I was recently browsing through the web, checking out google and yahoo and having a great time looking up the term "custody evaluations". There's all sorts of information out there regarding custody evaluations--condemnation of the evaluations, advise on how to beat them, suggestions for making a good impression if you undergo one.
I can still recall the day when I sat with my former (eventually fired) attorney and discussed the custody evaluation. What interests me now is the fact that I was never informed that I actually didn't have to have a custody evaluation. I know many couples who dispute custody and yet do not follow through with a custody evaluation. Why didn't I think of that? Like many, I just did what my lawyer told me to do.
Anyway, I was just reviewing a brief summary of what a custody evaluation is and how it is conducted on the website for CT Legal Aid. It was a really nice overview full of great advice and sensible commentary. But there was one, really, really, really, important fact that they didn't include. When a mental health provider conducts a forensic custody evaluation ordered by the Court, the resulting study is not in any way confidential. So if you and your family are the subject of a forensic custody evaluation, you do not have the right to confidentiality or the right to privacy guaranteed by the constitution. In essence, you waive those rights.
Now, before you go ahead and agree to a custody evaluation, if you have the choice--some people don't have the freedom to choose as I did--think about that. I don't know about the custody evaluations carried out by family relations. Since there isn't a whole lot of money available there, those evaluations are probably pretty short and limited in scope. However, if you are talking about a private custody evaluation, these can be pretty lengthy--mine was almost forty pages long and single spaced--and detailed.
Mine included a complete biography of both my ex husband and me, including very intimate information which I would never want public. It discussed each of our children and their particular challenges and talked about our parental relationships with them.
It made statements about my ex husband's attitude towards them which I would never want them to know, or which I would have liked to have revealed to them myself if it became the subject of discussion when they became adults. So that opportunity was taken out of my hands.
The report included teacher's comments about my children which I would never wish them to find out, comments that could be quite hurtful, particularlly since they were not true.
It also included quotations from the results of psychological reports conducted on each of us combined with the psychiatrist's personal take on those results.
The report overall was small minded, mean spirited, derogatory and humiliating and all of it was fully available to the public for anyone to read because, again, you have no right to privacy, no right to confidentiality when you agree to a custody evaluation.
Tell me, did you know that when you agreed to YOUR custody evaluation? Did anyone tell you about that? They sure didn't tell me! Where is it written? How would you know?
This means that if the judge chooses to use extensive quotations from that custody evaluation in his Memorandum of Decision in your case, they are then made available to everyone in the world if it ends up being posted on the internet, which it very likely will, if you have a high conflict divorce case.

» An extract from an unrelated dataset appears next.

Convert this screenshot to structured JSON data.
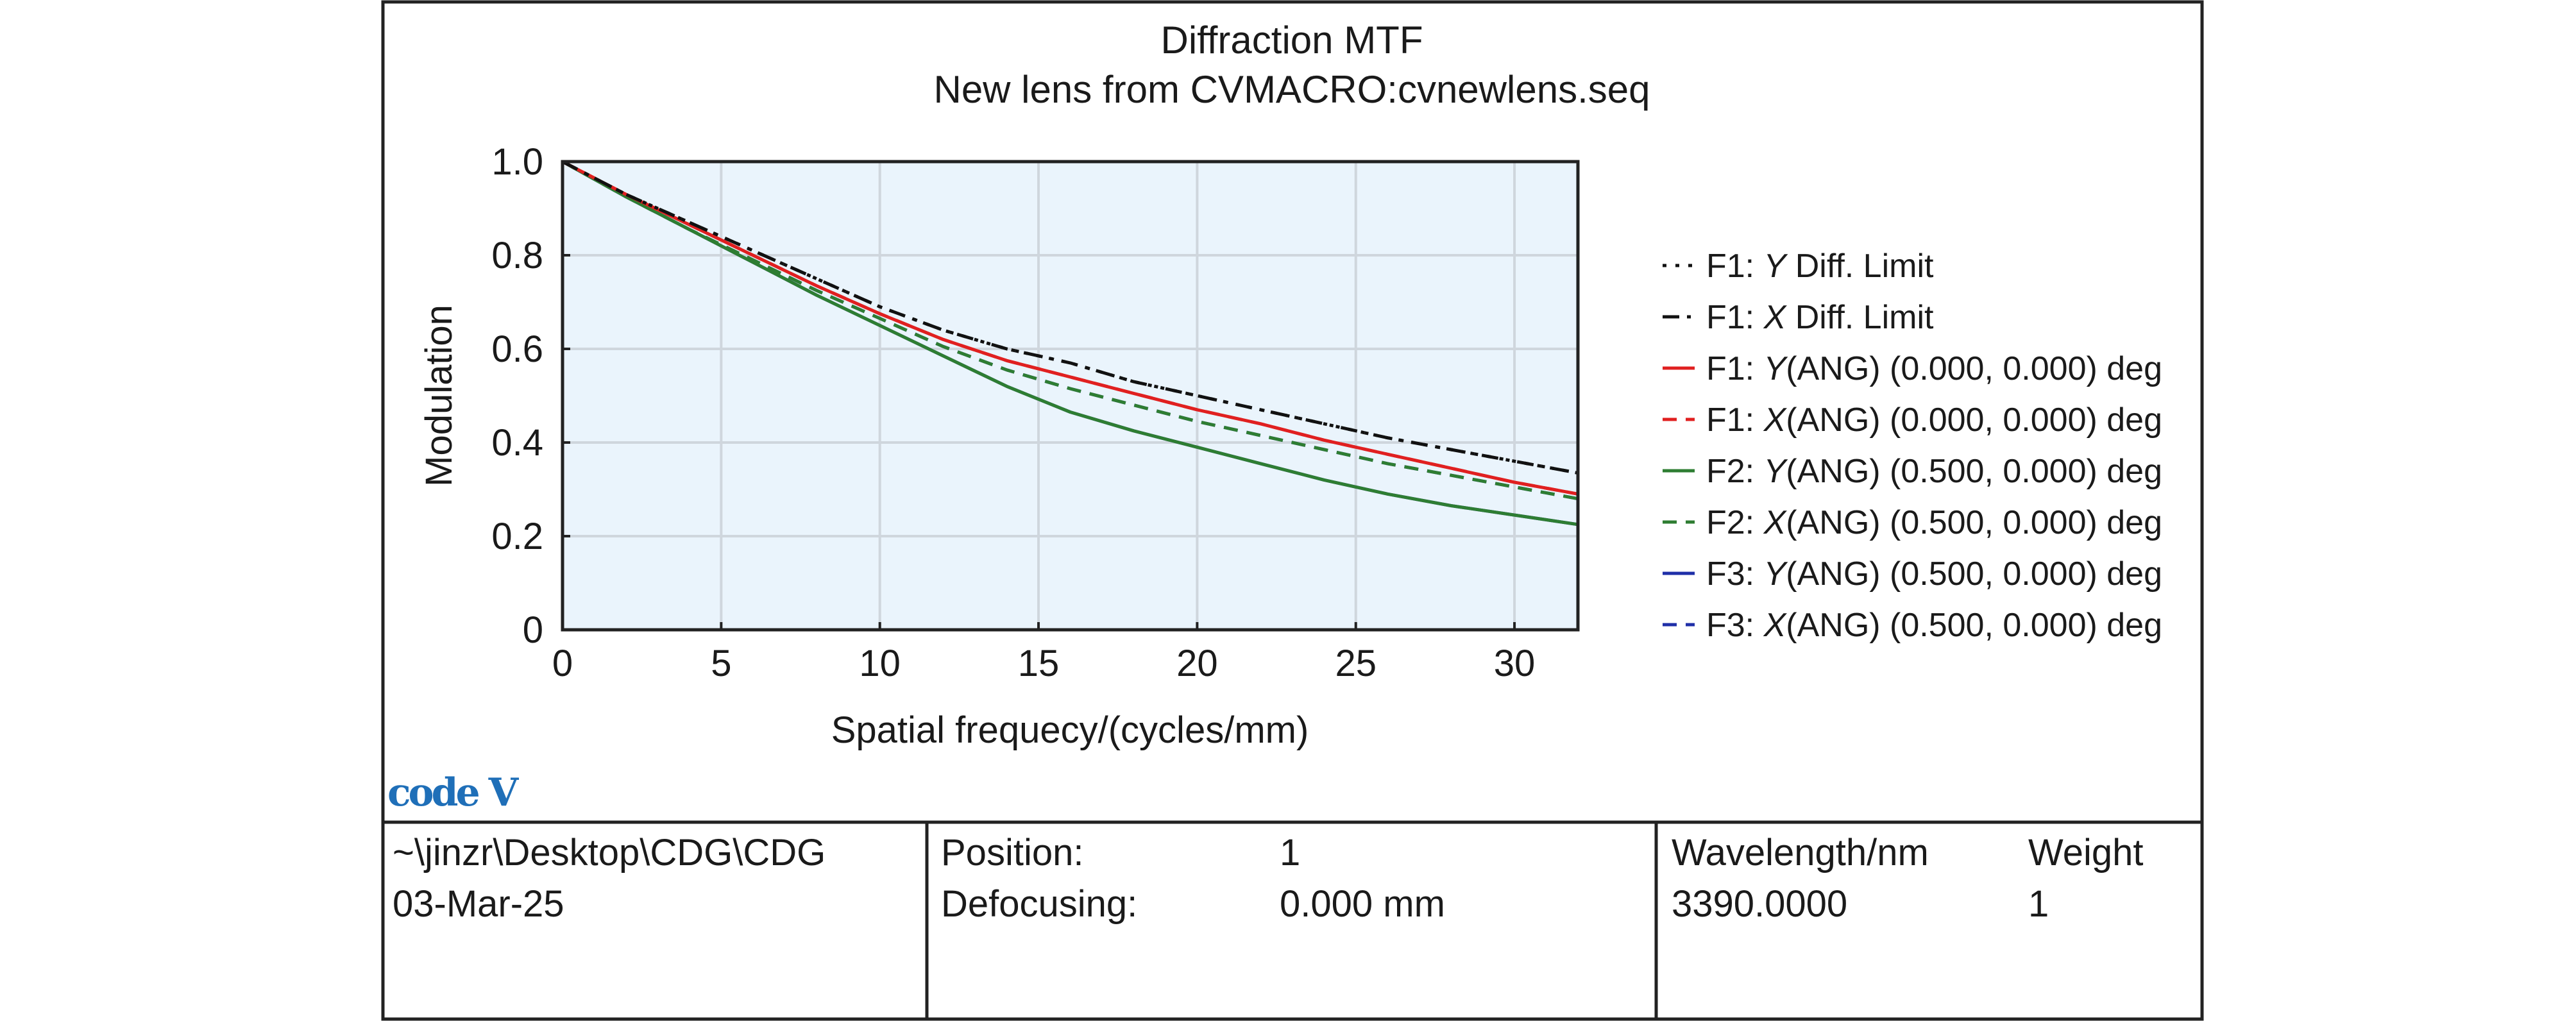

And the justification for that? Well, we need to maintain transparency within the judicial system. God forbid we have any opacity or anything, particularly when there are children involved whom you might want to protect.
One way to protect yourself in this situation is to keep the damn thing out of your file and off the record by mediating a custody agreement rather than taking it to trial. The other option is to request that the Judge seal the report so that the public is not allowed access to it when they look at the file. The only limitation there is that any judge can still browse through the custody evaluation when he is adjudicating any other post judgment issues that arise.
It's a bummer folks. But don't think that the Court sympathizes with you on this issue. When I brought it up, the judge said, "That's what you agree to when you enter into a custody battle." Of course, as so many women know who are victims of domestic violence, that statement is totally wrong for all sorts of reasons. Be that as it may, be warned.